In [3]:
import gym
import tensorflow as tf
from tensorflow.keras import layers
from tensorflow.keras import Model
import numpy as np
import os
import json
import random
import tensorflow_probability as tfp
from tensorflow.keras import regularizers
import glfw

### Env Setup

In [4]:
problem = "Hopper-v3"
env = gym.make(problem)

num_states = env.observation_space.shape[0]
num_actions = env.action_space.shape[0]
upper_bound = env.action_space.high[0]
lower_bound = env.action_space.low[0]

### Actor Model

#### Note:

Same as PPO actor. Gaussian policy

In [5]:
EPSILON = 1e-10

class Actor(Model):

    def __init__(self, action_dimensions, action_bound):
        super().__init__()
        self.action_dim, self.upper_bound = action_dimensions, action_bound
        self.sample_dist = tfp.distributions.MultivariateNormalDiag(loc=tf.zeros(self.action_dim),
                                                                    scale_diag=tf.ones(self.action_dim))
        self.dense1_layer = layers.Dense(64, activation="relu")
        self.dense2_layer = layers.Dense(64, activation="relu")
        self.mean_layer = layers.Dense(self.action_dim)
        self.stdev_layer = layers.Dense(self.action_dim)

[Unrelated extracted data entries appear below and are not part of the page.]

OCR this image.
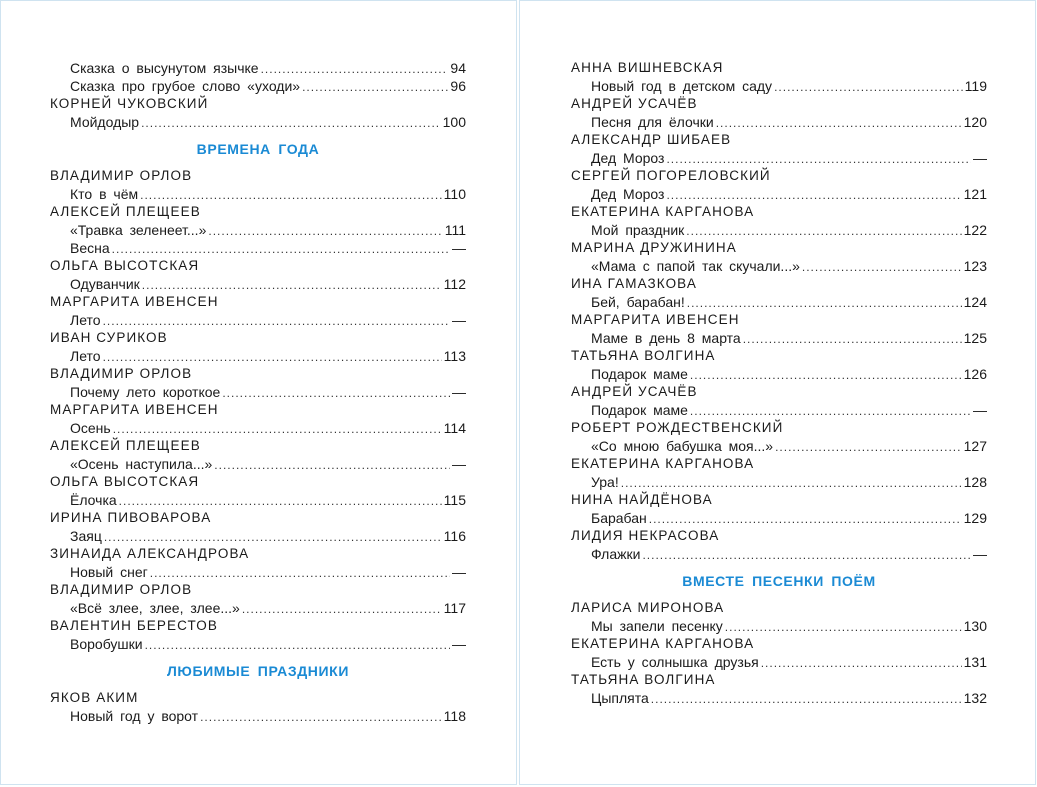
Сказка о высунутом язычке .....	94
Сказка про грубое слово «уходи» .....	96
КОРНЕЙ ЧУКОВСКИЙ
Мойдодыр .....	100
ВРЕМЕНА ГОДА
ВЛАДИМИР ОРЛОВ
Кто в чём .....	110
АЛЕКСЕЙ ПЛЕЩЕЕВ
«Травка зеленеет...» .....	111
Весна .....	—
ОЛЬГА ВЫСОТСКАЯ
Одуванчик .....	112
МАРГАРИТА ИВЕНСЕН
Лето .....	—
ИВАН СУРИКОВ
Лето .....	113
ВЛАДИМИР ОРЛОВ
Почему лето короткое .....	—
МАРГАРИТА ИВЕНСЕН
Осень .....	114
АЛЕКСЕЙ ПЛЕЩЕЕВ
«Осень наступила...» .....	—
ОЛЬГА ВЫСОТСКАЯ
Ёлочка .....	115
ИРИНА ПИВОВАРОВА
Заяц .....	116
ЗИНАИДА АЛЕКСАНДРОВА
Новый снег .....	—
ВЛАДИМИР ОРЛОВ
«Всё злее, злее, злее...» .....	117
ВАЛЕНТИН БЕРЕСТОВ
Воробушки .....	—
ЛЮБИМЫЕ ПРАЗДНИКИ
ЯКОВ АКИМ
Новый год у ворот .....	118
АННА ВИШНЕВСКАЯ
Новый год в детском саду .....	119
АНДРЕЙ УСАЧЁВ
Песня для ёлочки .....	120
АЛЕКСАНДР ШИБАЕВ
Дед Мороз .....	—
СЕРГЕЙ ПОГОРЕЛОВСКИЙ
Дед Мороз .....	121
ЕКАТЕРИНА КАРГАНОВА
Мой праздник .....	122
МАРИНА ДРУЖИНИНА
«Мама с папой так скучали...» .....	123
ИНА ГАМАЗКОВА
Бей, барабан! .....	124
МАРГАРИТА ИВЕНСЕН
Маме в день 8 марта .....	125
ТАТЬЯНА ВОЛГИНА
Подарок маме .....	126
АНДРЕЙ УСАЧЁВ
Подарок маме .....	—
РОБЕРТ РОЖДЕСТВЕНСКИЙ
«Со мною бабушка моя...» .....	127
ЕКАТЕРИНА КАРГАНОВА
Ура! .....	128
НИНА НАЙДЁНОВА
Барабан .....	129
ЛИДИЯ НЕКРАСОВА
Флажки .....	—
ВМЕСТЕ ПЕСЕНКИ ПОЁМ
ЛАРИСА МИРОНОВА
Мы запели песенку .....	130
ЕКАТЕРИНА КАРГАНОВА
Есть у солнышка друзья .....	131
ТАТЬЯНА ВОЛГИНА
Цыплята .....	132
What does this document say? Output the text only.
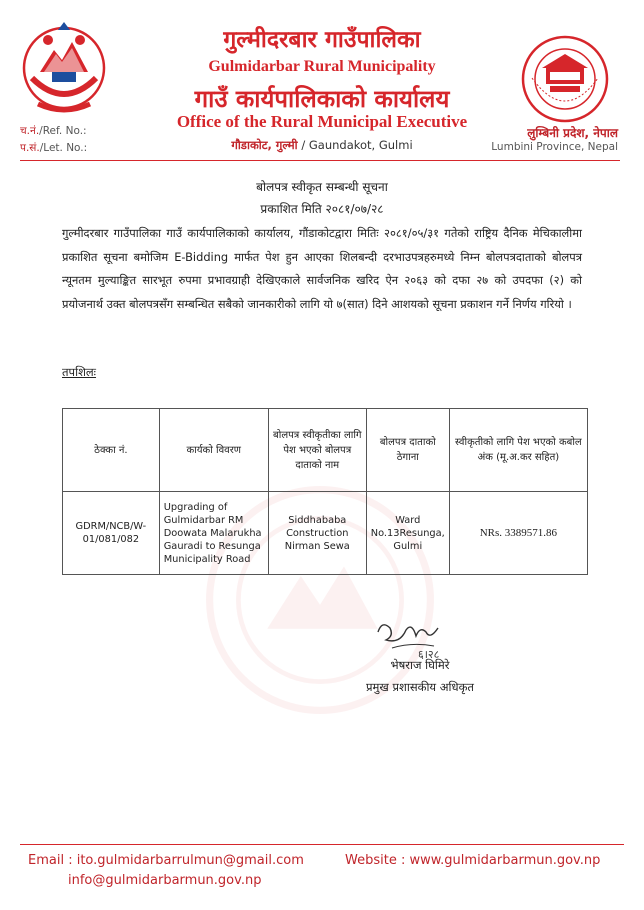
गुल्मीदरबार गाउँपालिका
Gulmidarbar Rural Municipality
गाउँ कार्यपालिकाको कार्यालय
Office of the Rural Municipal Executive
गौडाकोट, गुल्मी / Gaundakot, Gulmi
च.नं./Ref. No.:
प.सं./Let. No.:
लुम्बिनी प्रदेश, नेपाल
Lumbini Province, Nepal
बोलपत्र स्वीकृत सम्बन्धी सूचना
प्रकाशित मिति २०८१/०७/२८
गुल्मीदरबार गाउँपालिका गाउँ कार्यपालिकाको कार्यालय, गौंडाकोटद्वारा मितिः २०८१/०५/३१ गतेको राष्ट्रिय दैनिक मेचिकालीमा प्रकाशित सूचना बमोजिम E-Bidding मार्फत पेश हुन आएका शिलबन्दी दरभाउपत्रहरुमध्ये निम्न बोलपत्रदाताको बोलपत्र न्यूनतम मुल्याङ्कित सारभूत रुपमा प्रभावग्राही देखिएकाले सार्वजनिक खरिद ऐन २०६३ को दफा २७ को उपदफा (२) को प्रयोजनार्थ उक्त बोलपत्रसँग सम्बन्धित सबैको जानकारीको लागि यो ७(सात) दिने आशयको सूचना प्रकाशन गर्ने निर्णय गरियो ।
तपशिलः
ठेक्का नं.	कार्यको विवरण	बोलपत्र स्वीकृतीका लागि पेश भएको बोलपत्र दाताको नाम	बोलपत्र दाताको ठेगाना	स्वीकृतीको लागि पेश भएको कबोल अंक (मू.अ.कर सहित)
GDRM/NCB/W-01/081/082	Upgrading of Gulmidarbar RM Doowata Malarukha Gauradi to Resunga Municipality Road	Siddhababa Construction Nirman Sewa	Ward No.13Resunga, Gulmi	NRs. 3389571.86
६।२८
भेषराज घिमिरे
प्रमुख प्रशासकीय अधिकृत
Email : ito.gulmidarbarrulmun@gmail.com
info@gulmidarbarmun.gov.np
Website : www.gulmidarbarmun.gov.np
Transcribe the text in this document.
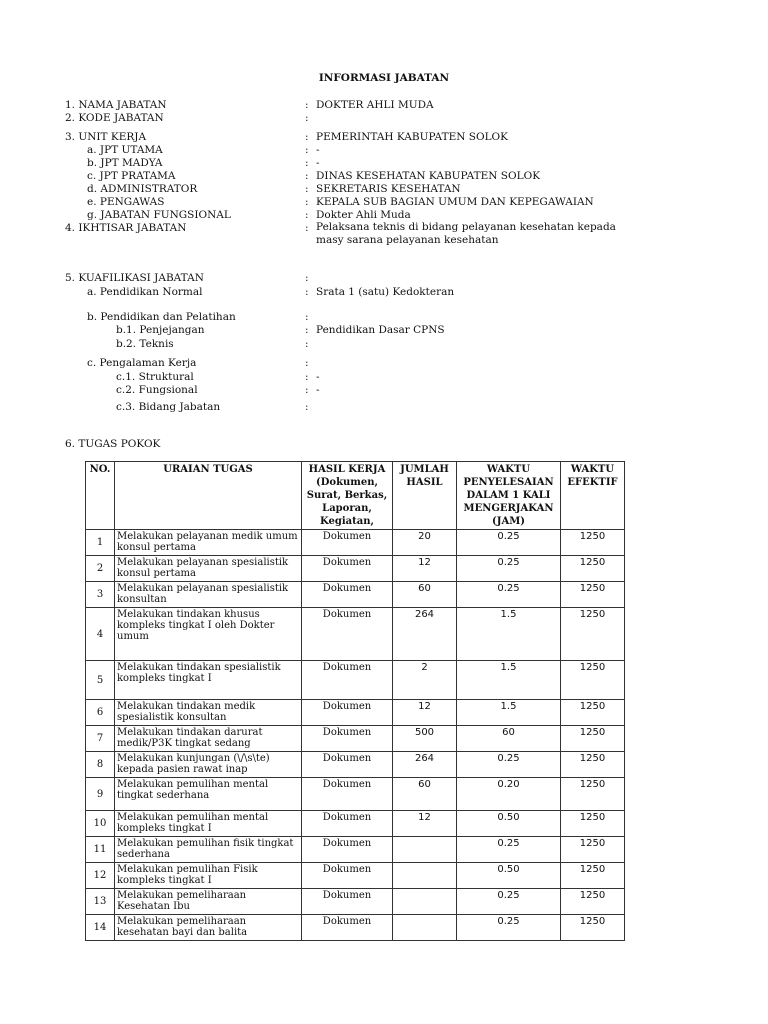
INFORMASI JABATAN
1. NAMA JABATAN	: DOKTER AHLI MUDA
2. KODE JABATAN	:
3. UNIT KERJA	: PEMERINTAH KABUPATEN SOLOK
a. JPT UTAMA	: -
b. JPT MADYA	: -
c. JPT PRATAMA	: DINAS KESEHATAN KABUPATEN SOLOK
d. ADMINISTRATOR	: SEKRETARIS KESEHATAN
e. PENGAWAS	: KEPALA SUB BAGIAN UMUM DAN KEPEGAWAIAN
g. JABATAN FUNGSIONAL	: Dokter Ahli Muda
4. IKHTISAR JABATAN	: Pelaksana teknis di bidang pelayanan kesehatan kepada masy sarana pelayanan kesehatan
5. KUAFILIKASI JABATAN	:
a. Pendidikan Normal	: Srata 1 (satu) Kedokteran
b. Pendidikan dan Pelatihan	:
b.1. Penjejangan	: Pendidikan Dasar CPNS
b.2. Teknis	:
c. Pengalaman Kerja	:
c.1. Struktural	: -
c.2. Fungsional	: -
c.3. Bidang Jabatan	:
6. TUGAS POKOK
NO.	URAIAN TUGAS	HASIL KERJA (Dokumen, Surat, Berkas, Laporan, Kegiatan,	JUMLAH HASIL	WAKTU PENYELESAIAN DALAM 1 KALI MENGERJAKAN (JAM)	WAKTU EFEKTIF
1	Melakukan pelayanan medik umum konsul pertama	Dokumen	20	0.25	1250
2	Melakukan pelayanan spesialistik konsul pertama	Dokumen	12	0.25	1250
3	Melakukan pelayanan spesialistik konsultan	Dokumen	60	0.25	1250
4	Melakukan tindakan khusus kompleks tingkat I oleh Dokter umum	Dokumen	264	1.5	1250
5	Melakukan tindakan spesialistik kompleks tingkat I	Dokumen	2	1.5	1250
6	Melakukan tindakan medik spesialistik konsultan	Dokumen	12	1.5	1250
7	Melakukan tindakan darurat medik/P3K tingkat sedang	Dokumen	500	60	1250
8	Melakukan kunjungan (\/\s\te) kepada pasien rawat inap	Dokumen	264	0.25	1250
9	Melakukan pemulihan mental tingkat sederhana	Dokumen	60	0.20	1250
10	Melakukan pemulihan mental kompleks tingkat I	Dokumen	12	0.50	1250
11	Melakukan pemulihan fisik tingkat sederhana	Dokumen		0.25	1250
12	Melakukan pemulihan Fisik kompleks tingkat I	Dokumen		0.50	1250
13	Melakukan pemeliharaan Kesehatan Ibu	Dokumen		0.25	1250
14	Melakukan pemeliharaan kesehatan bayi dan balita	Dokumen		0.25	1250
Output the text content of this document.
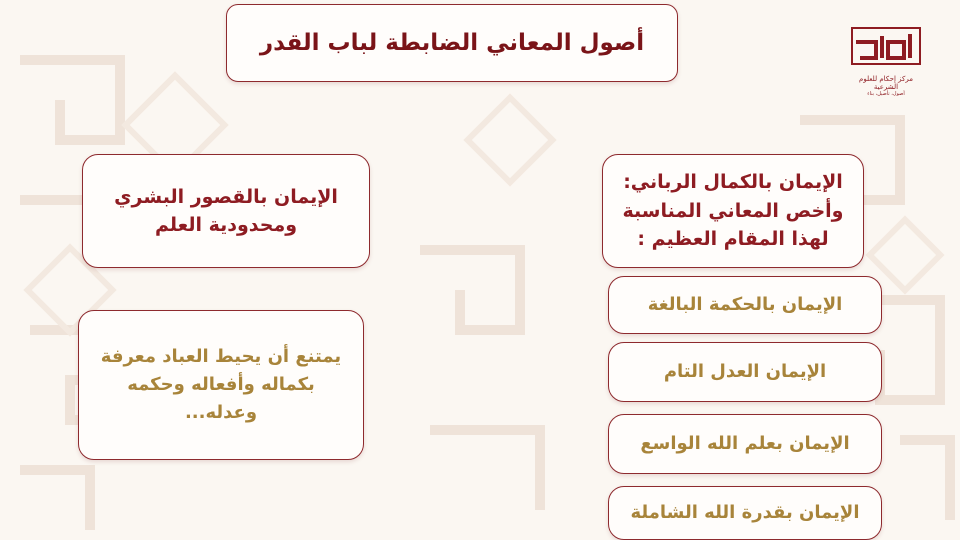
أصول المعاني الضابطة لباب القدر
مركز إحكام للعلوم الشرعية
أصول، تأصيل، بناء
الإيمان بالقصور البشري ومحدودية العلم
الإيمان بالكمال الرباني: وأخص المعاني المناسبة لهذا المقام العظيم :
يمتنع أن يحيط العباد معرفة بكماله وأفعاله وحكمه وعدله...
الإيمان بالحكمة البالغة
الإيمان العدل التام
الإيمان بعلم الله الواسع
الإيمان بقدرة الله الشاملة
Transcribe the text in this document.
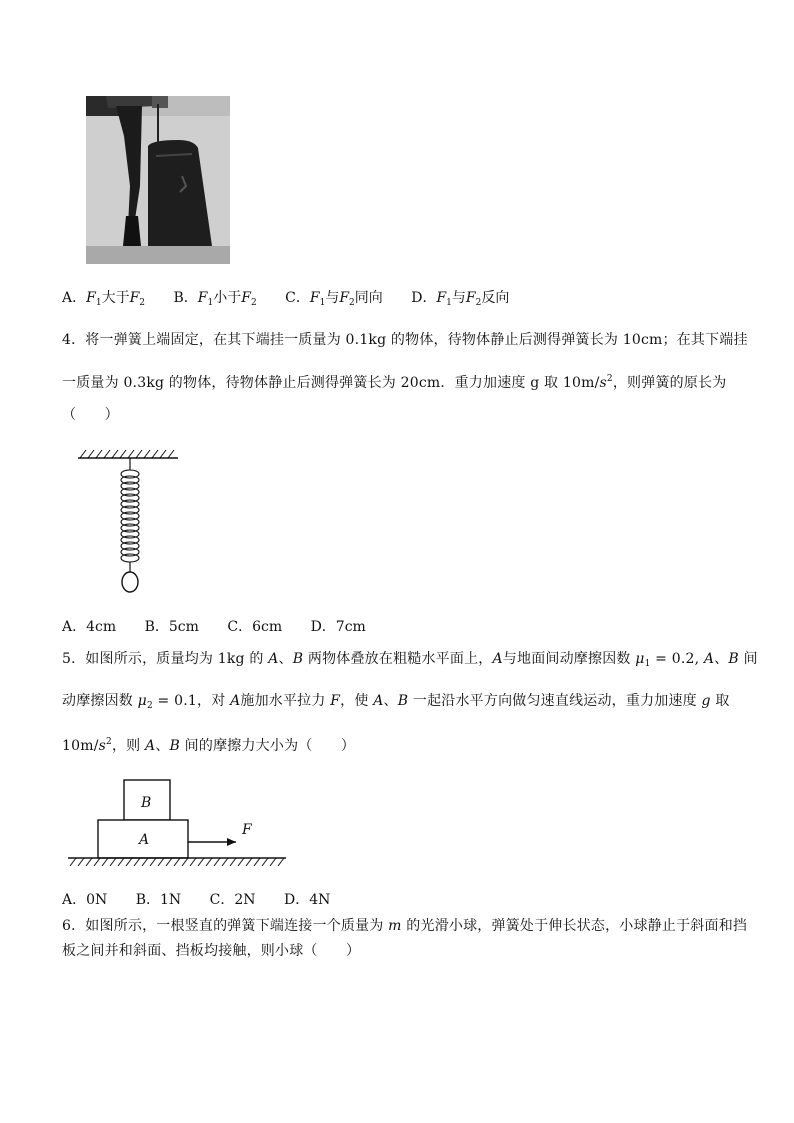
A．$F_1$大于$F_2$ B．$F_1$小于$F_2$ C．$F_1$与$F_2$同向 D．$F_1$与$F_2$反向
4．将一弹簧上端固定，在其下端挂一质量为 0.1kg 的物体，待物体静止后测得弹簧长为 10cm；在其下端挂
一质量为 0.3kg 的物体，待物体静止后测得弹簧长为 20cm．重力加速度 g 取 $10m/s^2$，则弹簧的原长为
（　　）
A．4cm B．5cm C．6cm D．7cm
5．如图所示，质量均为 1kg 的 A、B 两物体叠放在粗糙水平面上，A与地面间动摩擦因数 $\mu_1 = 0.2$, A、B 间
动摩擦因数 $\mu_2 = 0.1$，对 A施加水平拉力 F，使 A、B 一起沿水平方向做匀速直线运动，重力加速度 g 取
$10m/s^2$，则 A、B 间的摩擦力大小为（　　）
B
A
F
A．0N B．1N C．2N D．4N
6．如图所示，一根竖直的弹簧下端连接一个质量为 m 的光滑小球，弹簧处于伸长状态，小球静止于斜面和挡
板之间并和斜面、挡板均接触，则小球（　　）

    def call(self, state, eval_mode=False):

        a1 = self.dense1_layer(state)
        a2 = self.dense2_layer(a1)
        mu = self.mean_layer(a2)

        log_sigma = self.stdev_layer(a2)
        sigma = tf.exp(log_sigma)
        sigma = tf.clip_by_value(sigma, EPSILON, 2.718)

        dist = tfp.distributions.MultivariateNormalDiag(loc=mu, scale_diag=sigma)
        
        if eval_mode:
            action_ = mu
        else:
            action_ = tf.math.add(mu, tf.math.multiply(sigma, tf.expand_dims(self.sample_dist.sample(), 0)))
 
        action = tf.tanh(action_)

        log_pi_ = dist.log_prob(action_)     
        log_pi = log_pi_ - tf.reduce_sum(tf.math.log(tf.clip_by_value(1 - action**2, EPSILON, 1.0)), axis=1)
        
        return action*self.upper_bound, log_pi


In [6]:
actor_test = Actor(num_actions, upper_bound)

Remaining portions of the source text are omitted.